BarneyS wrote: snip.........As far as the WD setup, you will not get the truck to settle evenly as the GM vehicles have a rubber bumper stop in the front which prevents the front from settling very much...snip....Barney
BarneyS is correct in respect to the GM Truck suspension. With the WD's engaged, ideally all you want to achieve is to have your front TV fender height back to the same height as "un-hitched". If you attempt to have the front TV fender height drop below the un-hitched height, you will be working against the front suspension stops.
Turk2500
Barney and Turk2500 have it right with the GM 3/4 ton NBS suspensions. The GM 3/4 and 1 tons react different than a 1/2 ton truck.
This is the front axle yellow bumper stop they are talking about. This is off my 3/4 ton NBS Suburban. See if your 2500HD has these. This is UN hitched
Now see here hitched, a full 1200# tongue and NO WD yet applied. There is very little "un squeeze" of the yellow bumper yet the front fender will rise but not go much lower.

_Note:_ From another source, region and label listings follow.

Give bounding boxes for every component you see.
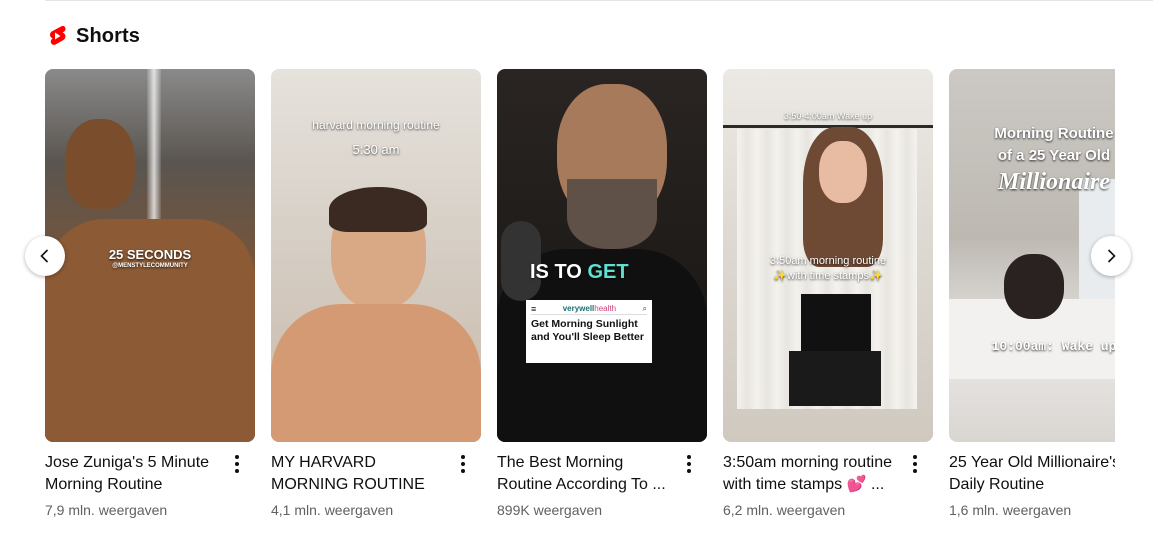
person-top	[801, 294, 871, 354]
short-card[interactable]: harvard morning routine 5:30 am MY HARVA…	[271, 69, 481, 529]
person-beard	[567, 179, 657, 249]
person-head	[65, 119, 135, 209]
person	[1004, 254, 1064, 319]
short-title[interactable]: The Best Morning Routine According To ..…	[497, 452, 675, 496]
article-brand: verywell	[562, 304, 595, 313]
short-title[interactable]: 3:50am morning routine with time stamps …	[723, 452, 901, 496]
overlay-line-3: Millionaire	[997, 169, 1111, 195]
short-title[interactable]: MY HARVARD MORNING ROUTINE 📚	[271, 452, 449, 496]
short-card[interactable]: 3:50-4:00am Wake up 3:50am morning routi…	[723, 69, 933, 529]
shorts-row: 25 SECONDS @MENSTYLECOMMUNITY Jose Zunig…	[45, 69, 1115, 529]
short-card[interactable]: Morning Routine of a 25 Year Old Million…	[949, 69, 1115, 529]
overlay-caption-a: IS TO	[530, 261, 582, 283]
shorts-shelf-header: Shorts	[46, 22, 140, 50]
person-hair	[329, 187, 427, 232]
overlay-caption-b: GET	[587, 261, 629, 283]
short-thumbnail[interactable]: IS TO GET ≡ verywellhealth ⌕ Get Morning…	[497, 69, 707, 442]
short-thumbnail[interactable]: harvard morning routine 5:30 am	[271, 69, 481, 442]
view-count: 7,9 mln. weergaven	[45, 502, 168, 518]
overlay-line-1: Morning Routine	[994, 125, 1114, 142]
short-thumbnail[interactable]: 3:50-4:00am Wake up 3:50am morning routi…	[723, 69, 933, 442]
shelf-title: Shorts	[76, 24, 140, 47]
article-brand-suffix: health	[594, 304, 617, 313]
view-count: 6,2 mln. weergaven	[723, 502, 846, 518]
overlay-caption: 3:50am morning routine ✨with time stamps…	[769, 255, 887, 282]
person-face	[819, 141, 867, 203]
overlay-time: 5:30 am	[352, 142, 400, 157]
overlay-caption: 25 SECONDS	[108, 247, 192, 262]
more-actions-icon[interactable]	[679, 452, 699, 476]
overlay-subcaption: @MENSTYLECOMMUNITY	[112, 263, 188, 269]
short-card[interactable]: IS TO GET ≡ verywellhealth ⌕ Get Morning…	[497, 69, 707, 529]
person-shorts	[789, 351, 881, 406]
more-actions-icon[interactable]	[453, 452, 473, 476]
person-body	[271, 304, 481, 442]
view-count: 4,1 mln. weergaven	[271, 502, 394, 518]
article-headline: Get Morning Sunlight and You'll Sleep Be…	[531, 318, 644, 343]
short-title[interactable]: 25 Year Old Millionaire's Daily Routine	[949, 452, 1115, 496]
more-actions-icon[interactable]	[227, 452, 247, 476]
view-count: 1,6 mln. weergaven	[949, 502, 1072, 518]
search-icon: ⌕	[642, 303, 647, 313]
view-count: 899K weergaven	[497, 502, 603, 518]
more-actions-icon[interactable]	[905, 452, 925, 476]
top-divider	[45, 0, 1153, 1]
chevron-right-icon	[1107, 249, 1116, 263]
chevron-left-icon	[40, 249, 49, 263]
previous-button[interactable]	[25, 236, 65, 276]
embedded-article-card: ≡ verywellhealth ⌕ Get Morning Sunlight …	[526, 300, 652, 363]
short-title[interactable]: Jose Zuniga's 5 Minute Morning Routine	[45, 452, 223, 496]
overlay-line-2: of a 25 Year Old	[997, 147, 1111, 164]
shorts-logo-icon	[46, 24, 68, 48]
overlay-top-caption: 3:50-4:00am Wake up	[783, 111, 873, 121]
overlay-time: 10:00am: Wake up	[991, 339, 1115, 354]
short-card[interactable]: 25 SECONDS @MENSTYLECOMMUNITY Jose Zunig…	[45, 69, 255, 529]
next-button[interactable]	[1091, 236, 1131, 276]
overlay-caption: harvard morning routine	[312, 118, 440, 132]
short-thumbnail[interactable]: 25 SECONDS @MENSTYLECOMMUNITY	[45, 69, 255, 442]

And now WD engaged and the front end brought back to unhitched weight. The swell on the bottom of the yellow bumper looks just like unhitched as the weight is returned back to the front end like unhitched. And this stops prevents furhter downward movment.
If all you have is a tape measure to start with, like most of us, measure the front and rear fenders through the center of the axle, Like this.
Then adjust the WD to get this front number back, being within 1/8" may be as close as you can get it +-. If you drive around the block it will change by 1/8"...
Once you get the tape measure to work, ideally go to a truck scale and weigh each axle by itself with and without the WD bars engaged. Do a litte math and you will see if the front axle returned back to unhitched weight.
And yes the rear axle should be squatting some. Not knowing your tongue weight or truck bed loads I can't predict but ~ 1 1/2" squat on the rear is not a bad thing. Maybe ~1" on the HD PU.
The TT should be level or slightly nose down when done, May have to adjust the hitch head vertical height when all done on the hitch to get this. Truck will be at an angle with the axle weights correct. Again this is GM NBS suspension, not Ford or Dodge.
Hope this helps.
John
John & Cindy
2005 Ford F350 Super Duty, 4x4; 6.8L V10 with 4.10
CC, SB, Lariat & FX4 package
21,000 GCWR, 11,000 GVWR
Ford Tow Command
1,700# Reese HP hitch & HP Dual Cam
2 1/2" Towbeast Receiver
2004 Sunline Solaris T310SR
(I wish we were camping!)
The directions for my draw tite WD hitch (same as reese) says that you never want the front to drop more than the rear, and that for 3/4 and 1 ton vehicles the front may stay at the original height or increase up to 1/2" and this is acceptable. Personally I'd like to see the front at the same height or a little lower than unloaded but it should not lower as much as the rear.